A partir de janeiro de 2026, garimpeiros ilegais na Amazônia perderão o acesso à internet via satélite da Starlink, serviço da empresa SpaceX, de Elon Musk. A medida faz parte de um acordo firmado entre a companhia e o Ministério Público Federal (MPF) para coibir atividades criminosas na região.
Com a resolução, a Starlink se compromete a exigir comprovante de identidade e de residência de todos os novos assinantes na Amazônia Legal, medida que visa dificultar o uso da internet por infratores em áreas de garimpo clandestino.
Além disso, a empresa também se comprometeu a bloquear o sinal de internet em pontos onde forem detectadas atividades ilegais, como mineração em terras protegidas, e a fornecer às autoridades brasileiras dados cadastrais e de geolocalização desses usuários.

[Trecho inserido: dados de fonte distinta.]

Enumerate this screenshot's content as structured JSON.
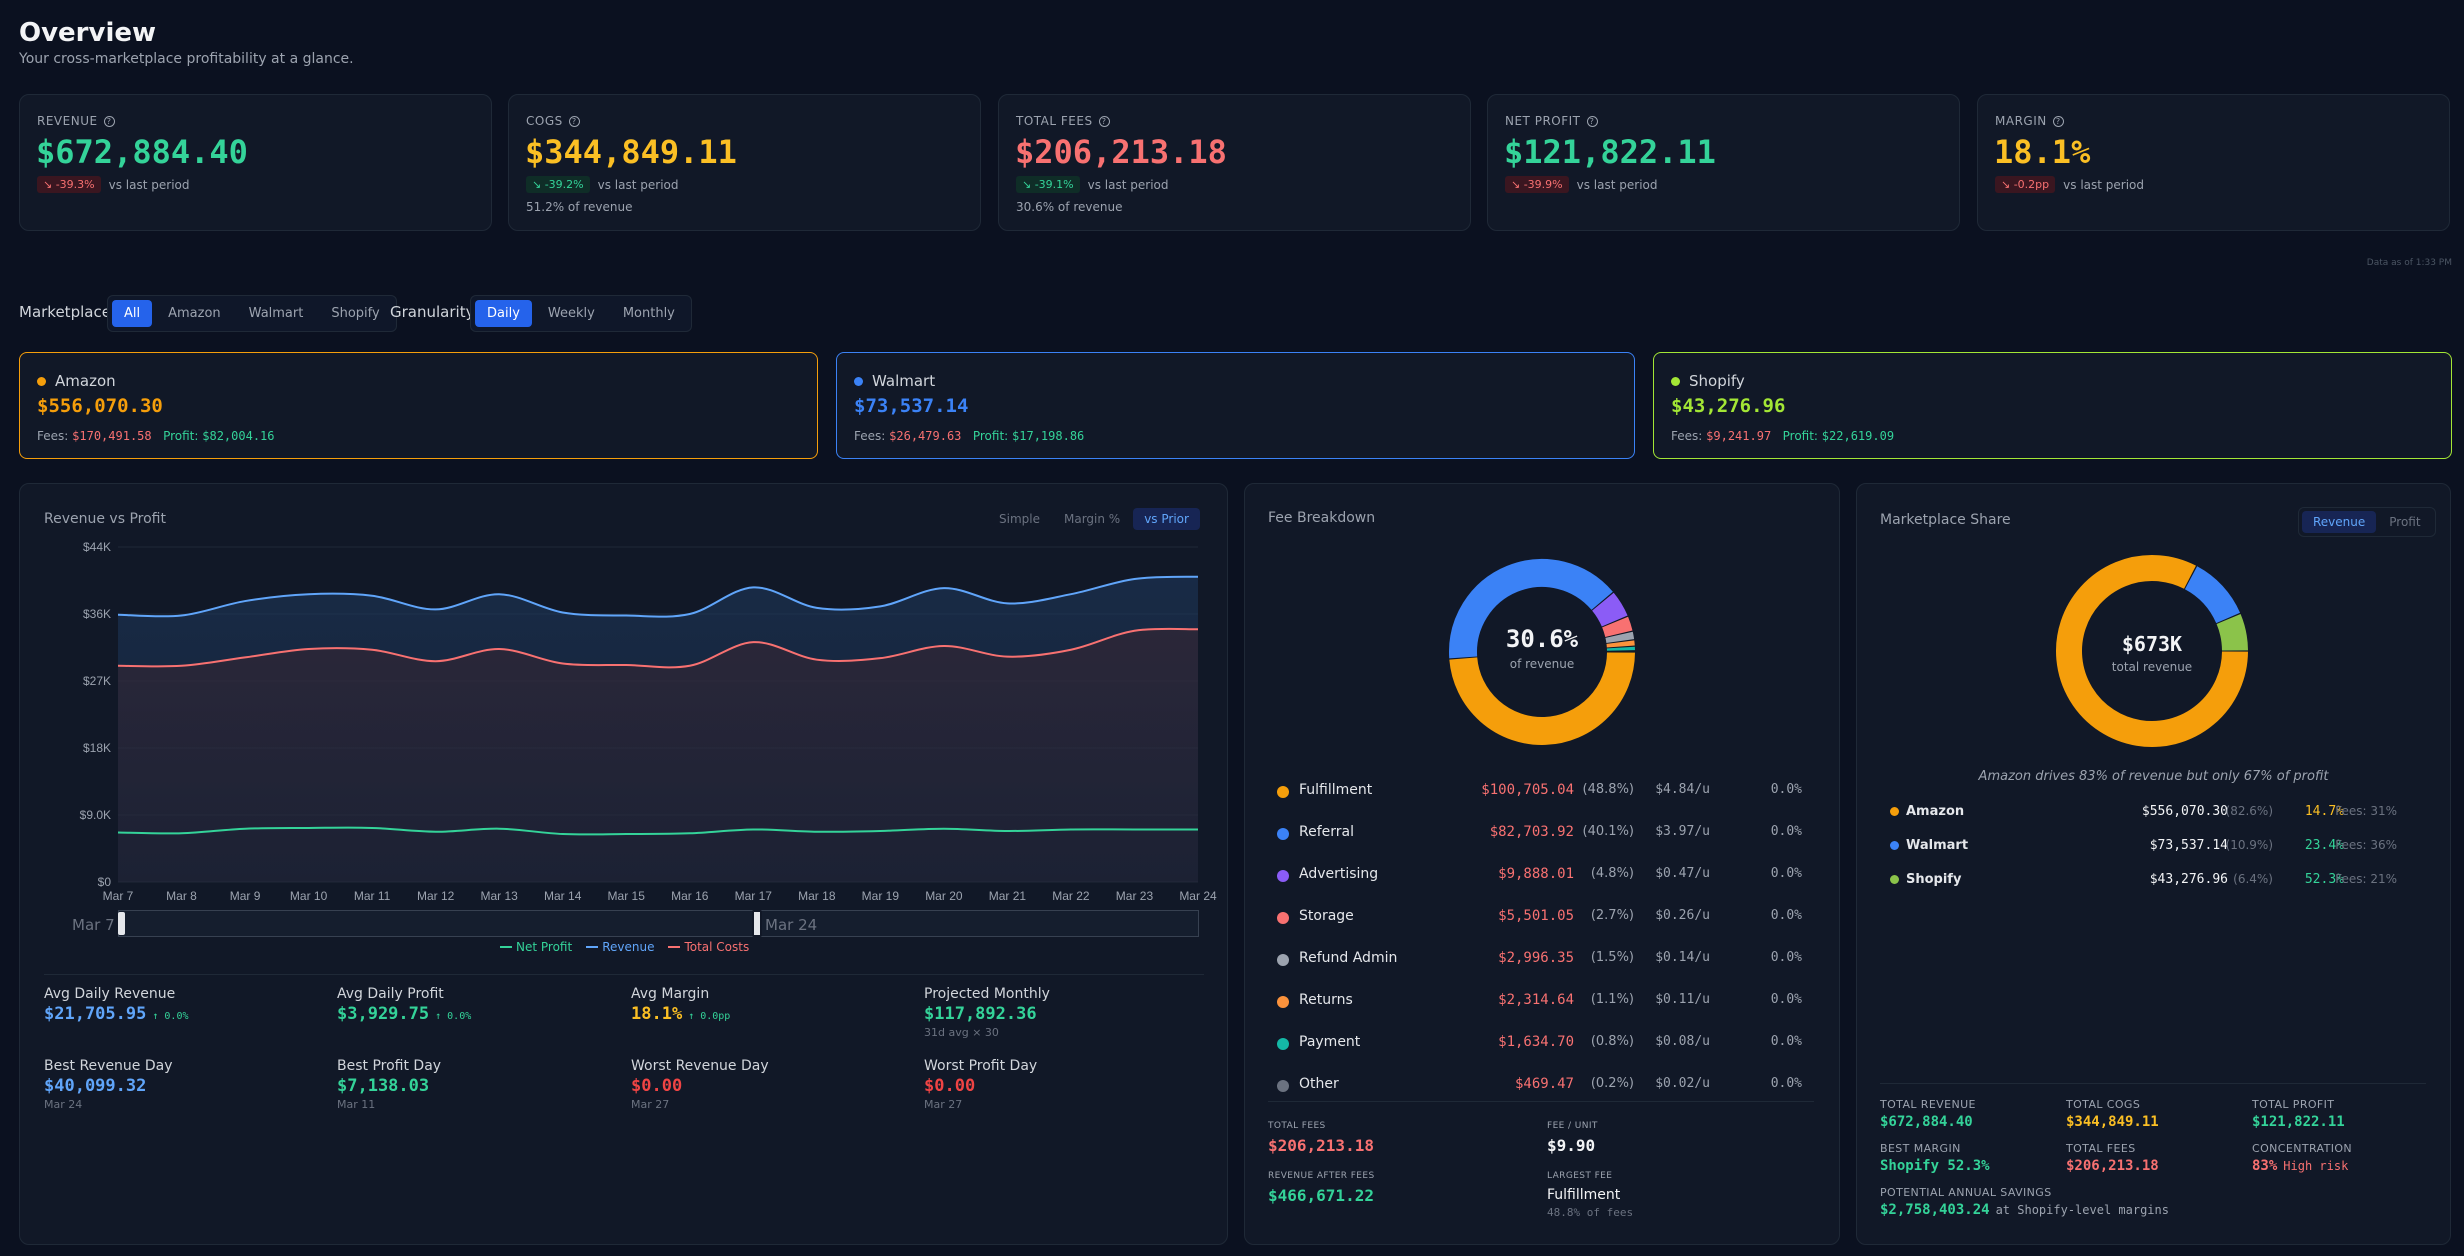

“A proposta é garantir que o serviço não continue sendo usado como ferramenta para crimes ambientais”, destacou o MPF em nota oficial. A Starlink opera com milhares de satélites de órbita baixa, o que permite levar internet de alta velocidade a regiões remotas e de difícil acesso, como áreas isoladas da floresta amazônica.
Nos últimos anos, o serviço se popularizou entre garimpeiros ilegais, que o utilizavam para coordenar operações clandestinas e escapar da fiscalização. O acordo é visto como um avanço no combate aos crimes ambientais na região. A íntegra do documento pode ser acessada no site oficial do MPF.